Parnaby v Leicester City Council UKEAT/0025/19/BA

Appeal against the ET’s decision that the Claimant did not meet the definition of disabled person for the purposes of the Equality Act 2010 (“EqA”) because the impairment suffered by the Claimant was not long-term. Appeal allowed.

The Claimant was employed by the Respondent, but he was dismissed because of his long-term sickness absence due to work-related stress. The Claimant contended that his dismissal amounted to an act of disability discrimination and/or was unfair, and in his ET claim he described his disability as work-related stress. The ET concluded, in relation to two periods of illness, that the Claimant's impairment was not long-term (as set out in Schedule 2 paragraph 1 EqA) and he did not meet the definition of being a disabled person.

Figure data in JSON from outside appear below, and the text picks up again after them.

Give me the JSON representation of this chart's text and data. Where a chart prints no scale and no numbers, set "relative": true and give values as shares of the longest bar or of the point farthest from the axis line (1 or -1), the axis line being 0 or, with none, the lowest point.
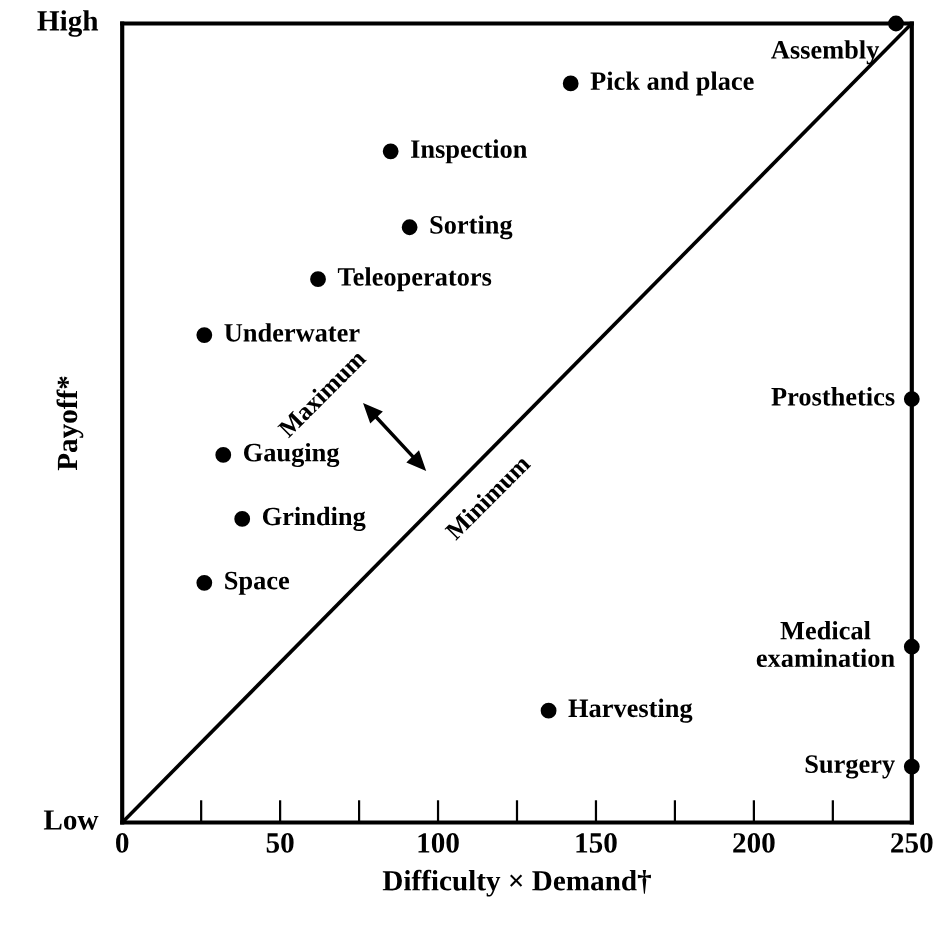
{
  "chart_data": {
    "type": "scatter",
    "xlabel": "Difficulty × Demand†",
    "ylabel": "Payoff*",
    "xlim": [
      0,
      250
    ],
    "xticks": [
      0,
      {
        "value": 25,
        "label": null
      },
      50,
      {
        "value": 75,
        "label": null
      },
      100,
      {
        "value": 125,
        "label": null
      },
      150,
      {
        "value": 175,
        "label": null
      },
      200,
      {
        "value": 225,
        "label": null
      },
      250
    ],
    "relative": true,
    "grid": false,
    "marker": "circle",
    "series": [
      {
        "type": "line",
        "marker": "none",
        "color": "#000000",
        "x": [
          0,
          250
        ],
        "values": [
          0,
          1
        ]
      },
      {
        "name": "Assembly",
        "color": "#000000",
        "x": [
          245
        ],
        "values": [
          1.0
        ]
      },
      {
        "name": "Pick and place",
        "color": "#000000",
        "x": [
          142
        ],
        "values": [
          0.925
        ]
      },
      {
        "name": "Inspection",
        "color": "#000000",
        "x": [
          85
        ],
        "values": [
          0.84
        ]
      },
      {
        "name": "Sorting",
        "color": "#000000",
        "x": [
          91
        ],
        "values": [
          0.745
        ]
      },
      {
        "name": "Teleoperators",
        "color": "#000000",
        "x": [
          62
        ],
        "values": [
          0.68
        ]
      },
      {
        "name": "Underwater",
        "color": "#000000",
        "x": [
          26
        ],
        "values": [
          0.61
        ]
      },
      {
        "name": "Gauging",
        "color": "#000000",
        "x": [
          32
        ],
        "values": [
          0.46
        ]
      },
      {
        "name": "Grinding",
        "color": "#000000",
        "x": [
          38
        ],
        "values": [
          0.38
        ]
      },
      {
        "name": "Space",
        "color": "#000000",
        "x": [
          26
        ],
        "values": [
          0.3
        ]
      },
      {
        "name": "Harvesting",
        "color": "#000000",
        "x": [
          135
        ],
        "values": [
          0.14
        ]
      },
      {
        "name": "Prosthetics",
        "color": "#000000",
        "x": [
          250
        ],
        "values": [
          0.53
        ]
      },
      {
        "name": "Medical\nexamination",
        "color": "#000000",
        "x": [
          250
        ],
        "values": [
          0.22
        ]
      },
      {
        "name": "Surgery",
        "color": "#000000",
        "x": [
          250
        ],
        "values": [
          0.07
        ]
      }
    ],
    "annotations": [
      "Low",
      "High",
      "Maximum",
      "Minimum"
    ]
  }
}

The Claimant appealed on the grounds that (1) the ET erred in focusing solely on the question whether the second period of illness had itself lasted 12 months (which it had not), rather than asking whether, at the date of dismissal, the effects of the impairment were likely to last at least 12 months or to recur, and (2) the ET erred in taking into account the fact that, because the cause of the Claimant's stress was removed (that is, his work for the Respondent), his impairment was not likely to last at least 12 months or to recur.

The EAT held that the ET had erred in considering that the likely duration of the effects of the Claimant's impairment was limited by his dismissal and, further, that it had erred in failing to consider that it had to spell out its separate findings on recurrence.